CONCENTRATED FERTILIZER INVESTIGATIONS

The concentrated fertilizer investigations are carried on from the point of view of developing new and improved fertilizer mixtures; a study of the chemical reactions in fertilizer mixtures; investigation of methods for increasing the efficiency of fertilizers by improving their physical and chemical properties; development of formulas of concentrated fertilizer mixtures with satisfactory physiological quality; compilation of fertilizer statistics, and the development of new and improved methods for the preparation of concentrated fertilizer materials. You will notice from the tables and charts now before you that since 1900 considerable changes have taken place in materials used in the manufacture of mixed fertilizers. The most striking trend has been the increased use of ammonia nitrogen and the decrease of nitrate nitrogen or sodium nitrate. The average mixed fertilizer sold in the United States in 1913 contained 2.2 percent nitrogen, 8.9 percent P2O, and 3.9 percent K2O, or a total of about 15 percent plant food; in 1931 the concentration of mixed fertilizers had increased so that the average analysis formula was nitrogen 3.3 percent, P2O, 9.5 percent, K2O 5.1 percent, making a total of 17.9 percent of plant food. If no filler had been used in making these mixtures they would have contained an average of 16.6 percent of plant food in 1913, and 21.1 percent in 1931. Very little filler is used at present in New England and the central and western States, but in the South where most fertilizer is consumed relatively large quantities of filler are used.
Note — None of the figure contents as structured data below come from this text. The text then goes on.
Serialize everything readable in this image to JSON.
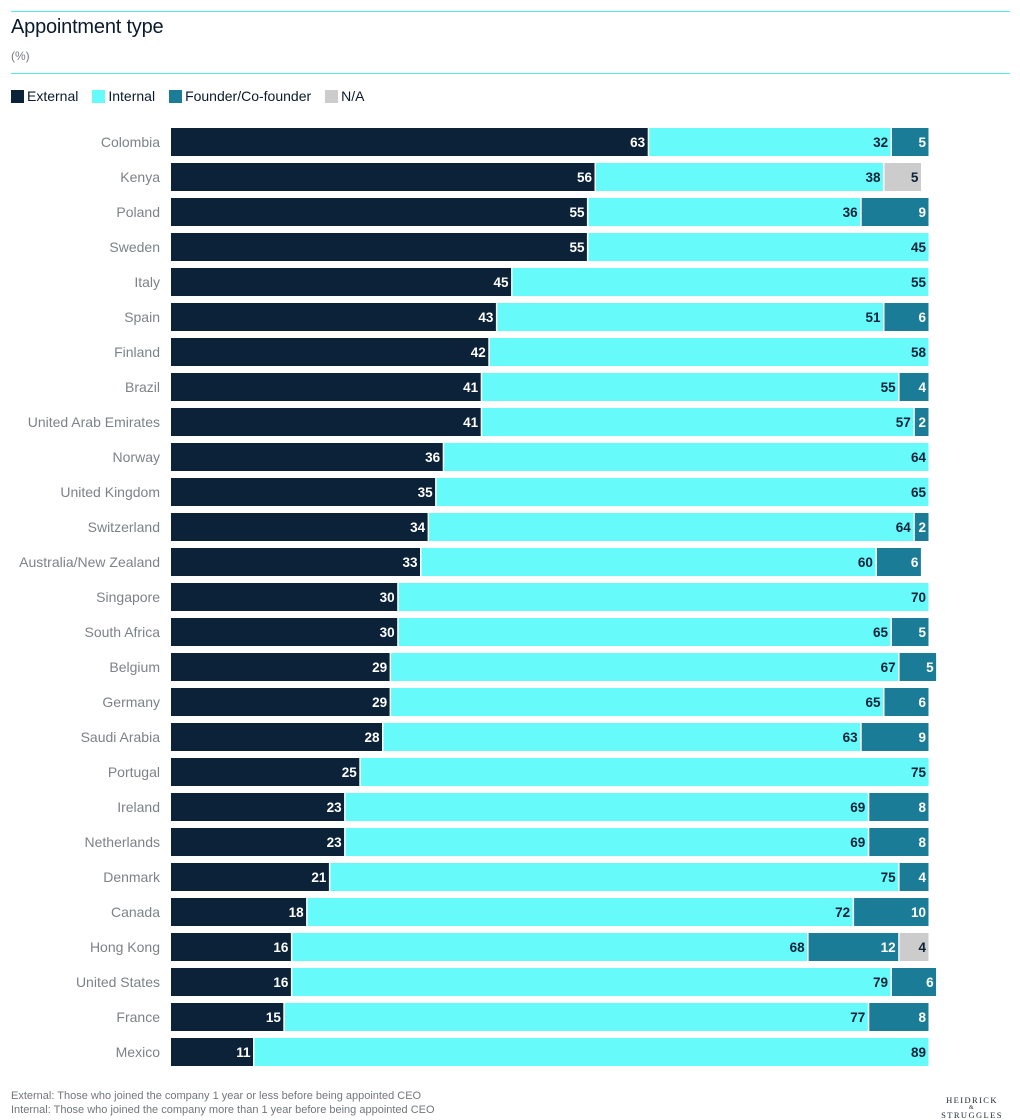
{
  "header": {
    "title": "Appointment type",
    "unit": "(%)"
  },
  "legend": [
    {
      "key": "external",
      "label": "External",
      "color": "#0c2238"
    },
    {
      "key": "internal",
      "label": "Internal",
      "color": "#66fafb"
    },
    {
      "key": "founder",
      "label": "Founder/Co-founder",
      "color": "#1b7c97"
    },
    {
      "key": "na",
      "label": "N/A",
      "color": "#cccccc"
    }
  ],
  "chart_data": {
    "type": "bar",
    "orientation": "horizontal",
    "stacked": true,
    "categories": [
      "Colombia",
      "Kenya",
      "Poland",
      "Sweden",
      "Italy",
      "Spain",
      "Finland",
      "Brazil",
      "United Arab Emirates",
      "Norway",
      "United Kingdom",
      "Switzerland",
      "Australia/New Zealand",
      "Singapore",
      "South Africa",
      "Belgium",
      "Germany",
      "Saudi Arabia",
      "Portugal",
      "Ireland",
      "Netherlands",
      "Denmark",
      "Canada",
      "Hong Kong",
      "United States",
      "France",
      "Mexico"
    ],
    "series": [
      {
        "name": "External",
        "color": "#0c2238",
        "values": [
          63,
          56,
          55,
          55,
          45,
          43,
          42,
          41,
          41,
          36,
          35,
          34,
          33,
          30,
          30,
          29,
          29,
          28,
          25,
          23,
          23,
          21,
          18,
          16,
          16,
          15,
          11
        ]
      },
      {
        "name": "Internal",
        "color": "#66fafb",
        "values": [
          32,
          38,
          36,
          45,
          55,
          51,
          58,
          55,
          57,
          64,
          65,
          64,
          60,
          70,
          65,
          67,
          65,
          63,
          75,
          69,
          69,
          75,
          72,
          68,
          79,
          77,
          89
        ]
      },
      {
        "name": "Founder/Co-founder",
        "color": "#1b7c97",
        "values": [
          5,
          0,
          9,
          0,
          0,
          6,
          0,
          4,
          2,
          0,
          0,
          2,
          6,
          0,
          5,
          5,
          6,
          9,
          0,
          8,
          8,
          4,
          10,
          12,
          6,
          8,
          0
        ]
      },
      {
        "name": "N/A",
        "color": "#cccccc",
        "values": [
          0,
          5,
          0,
          0,
          0,
          0,
          0,
          0,
          0,
          0,
          0,
          0,
          0,
          0,
          0,
          0,
          0,
          0,
          0,
          0,
          0,
          0,
          0,
          4,
          0,
          0,
          0
        ]
      }
    ],
    "xlim": [
      0,
      100
    ],
    "grid": false,
    "legend_position": "top-left"
  },
  "footnotes": [
    "External: Those who joined the company 1 year or less before being appointed CEO",
    "Internal: Those who joined the company more than 1 year before being appointed CEO"
  ],
  "brand": {
    "line1": "HEIDRICK",
    "amp": "&",
    "line2": "STRUGGLES"
  }
}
It is estimated that one State alone pays about $1,000,000 a year for filler. As seen from the data and curves the trend is towards fertilizers with increased plant food content. However, this may not be taking place as rapidly as the advances in fertilizer technology would indicate. An estimate of the savings in the South, brought about by the elimination of 20 percent of the unnecessary filler (by filler I mean those materials which are added that have no plant food value) would be from $1 to $1.25 per ton. This would result in an average saving on the farmer's fertilizer bill for the entire country of about $1 per ton. Since in 1932 about 4,362,000 tons of fertilizer were consumed in the United States, and a saving of that many dollars would result. When double superphosphate can be substituted for superphosphate at the same price an additional saving up to $2.75 per ton on fertilizers should be realized. Another development of utmost importance is the substitution in fertilizer mixtures of fertilizer salts which are slowly available as a plant food in contrast to those fertilizer salts which are immediately water soluble and immediately available. By the proper mixture of salts, those that are immediately available and those that are slowly available, the necessary plant food can be supplied to the germinating seed and growing plant. Magnesium ammonium phosphate is one of those materials now presented for your inspection.